Having been chastised, I was just going to apologize and slink away, but Miz Salaam’s comment is so shocking that I feel the need to respond. I hope that’s alright? Once again, feel free to delete.
Anyway, assuming this is published, let me just say that, hey, Miz Salaam, you are coming from a position of utter ignorance. You might as well be telling the Guardian’s chief editor that he shouldn’t write about music, because that contributes to an overall image of journalists as dorks. Honestly, what is it with you? I guess if you were around in Chekhov’s time, you would have told him to choose between being a writer and a doctor.

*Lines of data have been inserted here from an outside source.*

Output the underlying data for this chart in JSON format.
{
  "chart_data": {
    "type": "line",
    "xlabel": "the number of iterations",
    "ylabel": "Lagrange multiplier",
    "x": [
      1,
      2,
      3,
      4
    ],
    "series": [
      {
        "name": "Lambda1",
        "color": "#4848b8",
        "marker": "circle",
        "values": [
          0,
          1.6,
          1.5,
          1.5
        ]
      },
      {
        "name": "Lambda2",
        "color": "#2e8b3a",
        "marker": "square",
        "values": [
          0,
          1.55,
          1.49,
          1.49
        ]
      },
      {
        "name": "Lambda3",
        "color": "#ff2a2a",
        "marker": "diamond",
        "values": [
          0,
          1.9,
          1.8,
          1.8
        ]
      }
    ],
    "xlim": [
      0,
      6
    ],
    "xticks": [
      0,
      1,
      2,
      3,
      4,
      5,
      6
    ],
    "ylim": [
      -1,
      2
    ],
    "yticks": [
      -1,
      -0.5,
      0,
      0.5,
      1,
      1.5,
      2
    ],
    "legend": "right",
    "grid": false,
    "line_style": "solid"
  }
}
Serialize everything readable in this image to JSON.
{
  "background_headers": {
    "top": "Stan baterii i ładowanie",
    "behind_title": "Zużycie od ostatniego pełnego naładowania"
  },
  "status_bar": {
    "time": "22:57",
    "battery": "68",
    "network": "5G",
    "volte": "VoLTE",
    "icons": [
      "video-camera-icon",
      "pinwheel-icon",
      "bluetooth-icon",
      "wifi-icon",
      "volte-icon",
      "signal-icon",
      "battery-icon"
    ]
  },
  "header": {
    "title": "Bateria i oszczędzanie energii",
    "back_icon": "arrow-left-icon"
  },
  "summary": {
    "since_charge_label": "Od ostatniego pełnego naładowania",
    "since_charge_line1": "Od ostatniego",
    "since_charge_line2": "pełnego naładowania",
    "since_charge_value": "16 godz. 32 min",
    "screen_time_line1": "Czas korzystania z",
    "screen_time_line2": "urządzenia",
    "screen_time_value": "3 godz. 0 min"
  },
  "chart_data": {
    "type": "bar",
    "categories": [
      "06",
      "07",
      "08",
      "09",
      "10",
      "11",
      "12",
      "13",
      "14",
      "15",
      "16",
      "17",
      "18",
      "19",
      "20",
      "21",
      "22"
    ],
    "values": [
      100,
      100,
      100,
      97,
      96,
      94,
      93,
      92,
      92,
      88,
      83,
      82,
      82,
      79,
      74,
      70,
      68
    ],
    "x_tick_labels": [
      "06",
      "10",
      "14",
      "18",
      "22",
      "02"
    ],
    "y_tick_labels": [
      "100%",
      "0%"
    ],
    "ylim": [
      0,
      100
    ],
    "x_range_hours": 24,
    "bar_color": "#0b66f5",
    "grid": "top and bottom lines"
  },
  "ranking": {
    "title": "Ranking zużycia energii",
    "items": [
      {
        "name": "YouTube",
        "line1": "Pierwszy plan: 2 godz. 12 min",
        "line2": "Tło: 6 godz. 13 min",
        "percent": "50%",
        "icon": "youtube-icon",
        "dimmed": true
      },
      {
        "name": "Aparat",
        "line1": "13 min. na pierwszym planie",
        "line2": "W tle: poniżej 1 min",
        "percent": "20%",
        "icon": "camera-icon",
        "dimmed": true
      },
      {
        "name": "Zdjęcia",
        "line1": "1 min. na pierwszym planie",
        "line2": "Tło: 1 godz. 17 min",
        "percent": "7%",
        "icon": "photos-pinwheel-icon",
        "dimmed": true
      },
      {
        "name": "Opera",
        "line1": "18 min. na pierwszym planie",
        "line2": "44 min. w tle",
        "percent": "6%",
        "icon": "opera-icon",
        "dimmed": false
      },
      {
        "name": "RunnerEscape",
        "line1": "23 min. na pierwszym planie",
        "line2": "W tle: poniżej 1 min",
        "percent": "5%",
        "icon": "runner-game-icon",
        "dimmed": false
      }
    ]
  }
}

I also think it’s pretty moronic to suggest that someone drops what they’re doing and become a poet fulltime. Poetry isn’t exactly a money-maker, not even for poets who win awards and get published in anthologies. Natalia has a small child. Should he be living in the gutter because her work doesn’t conform to your stupid stereotypes about writing and creativity?
Finally, you dragging Anderson Cooper into this is just hilarious.
I love Natalia Antonova
Because she recently became a redhead
Because someone is kissing her on her banner
Because she finds the time to run the Moscow News ANd be a fabulous writer
Because she’s always really funny on her Twitter
Because you don’t know if she’s American or Russian or Ukrainian or from the moon (I think she’s from the moon)
Because she has these blue eyes that burn like a cold fire
Because she’s the only interesting English language journalist left in Moscow (ok, Kevin Oflynn gets a mention too)
Because she seems like a cool mom
Because I’d risk getting beaten up by her husband just to pay her a compliment on her porcelain skin
Because she has porcelain skin
Because her poetry is really good or so I’ve just found out
Because I KNOW that she will spend days wondering who wrote this (please NATALIA, wonder who wrote this)
Well, I didn’t have to wonder long about who write this. Seeing as the IP address is exactly the same as Dave D.’s. Not that I know who Dave D. is.
Also, Jesus Christ, what is up with you people today?
(I am a poet too), there is something there, on your nose. Might want to wash that off. Also, may want to tone down the creepster factor.
This piece pulled on my heartstrings. A lot. Thank you.